Once again, this is where strong record keeping comes into play. I would obviously never encourage anyone to fudge their tax forms, but let's keep in mind that a player must file taxes on ALL gambling wins; this fact is actually beneficial for the person that is running into the standard deduction problem if he/she lost overall:
The reason this is the case is that the player can report ALL gambling wins and it is quite feasible that the off-setting losses will now exceed the standard deduction. In other words, unless everything that you did resulted in a handpay, if you have more in total winnings than the amount of the standard deduction, (and more in losses) then the losses can be used to offset, at this point, and your deductions might exceed the Standard Deduction. In many cases, this will result in paying less, or possibly even no taxes, on those winnings.
I cannot emphasize good record keeping enough; to simply have a piece of paper that states, "I won $12000 and lost $15000," is not going to be suitable. At a minimum, you would at least want to identify specific dates, perhaps times, the gambling establishment(s) you were at on those dates, the game(s) you played and the overall result of your play. It's possible that you would want to be even more specific than that. Again, I would never suggest that someone fudge these records, so keep good and honest records, and if taxes are due...just like any other American with a job and a large enough income...pay your taxes.
Does It Affect the Value of a Play?
Do taxes affect the value of your job? Maybe they do, I don't know, but they are certainly inescapable to some degree when it comes to income taxes related to your employment. With that said, though, I do not personally view taxes as detracting from the value of a play. If you are gambling at a positive expectation, then a positive expectation is precisely what you have. Given the fact that a gambler is supposed to report any winnings that stem from the act of gambling, (not just handpays!) I can only conclude that if an individual wants to suggest that taxes on handpays diminish the value on those plays, then the taxes you should be paying on ALL GAMBLING WINS diminish the value of ALL POSITIVE PLAYS, and negative plays, as well.

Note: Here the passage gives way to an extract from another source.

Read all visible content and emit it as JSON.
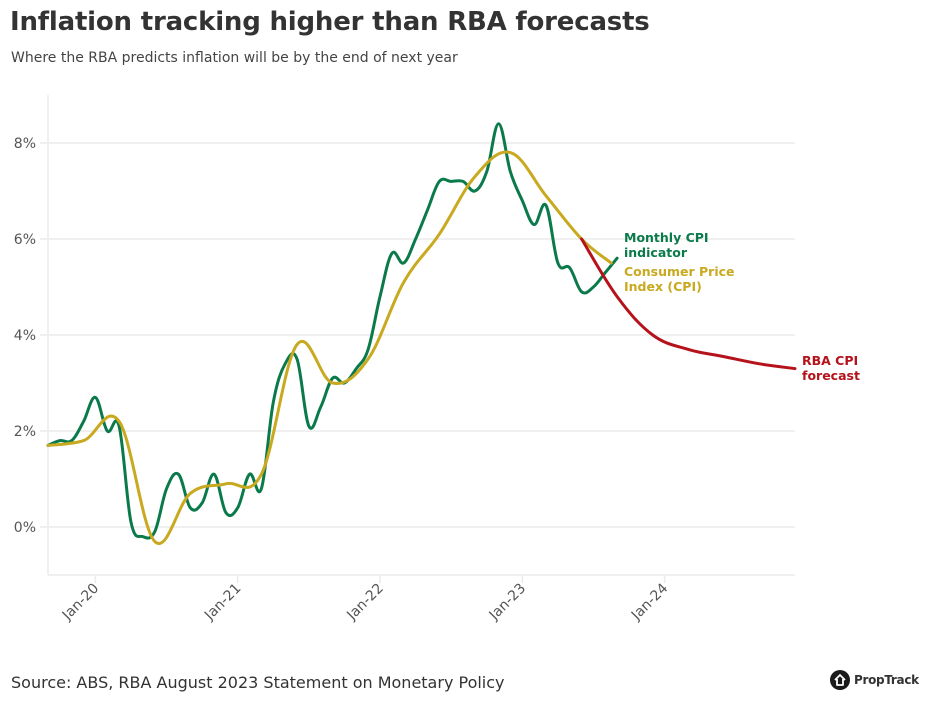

Does everyone pay all of their due taxes on all gambling wins? Absolutely not. Does everyone keep detailed records of all gambling wins even when they do not receive a handpay? Absolutely not. Are there people that play an entire year receiving no handpays or currency transaction reports that do not mention gambling anywhere on their tax returns? It is almost certainly the case. However, if one endeavors to abide by the law, then all gambling winnings and losses must be claimed.
The IRS almost tacitly admits by way of having a required reporting threshold that players are not going to report all of their gambling winnings. Certainly, an individual with one handpay (all that is reported) for a given tax year is extremely unlikely to have walked into the casino and hit a handpay on one pull of the handle or press of the button. The IRS is essentially letting these people slide by only making them report the required wins...unless they lost money and are reporting the required wins only...then they are, in fact, hurting their own value.
Ultimately, if you play at a positive expectation, then the expectation is that you will win money (i.e. income) over the long run. Income gets taxed, but if you have an expectation of over 100% on your plays, then your income will actually be, well, your income.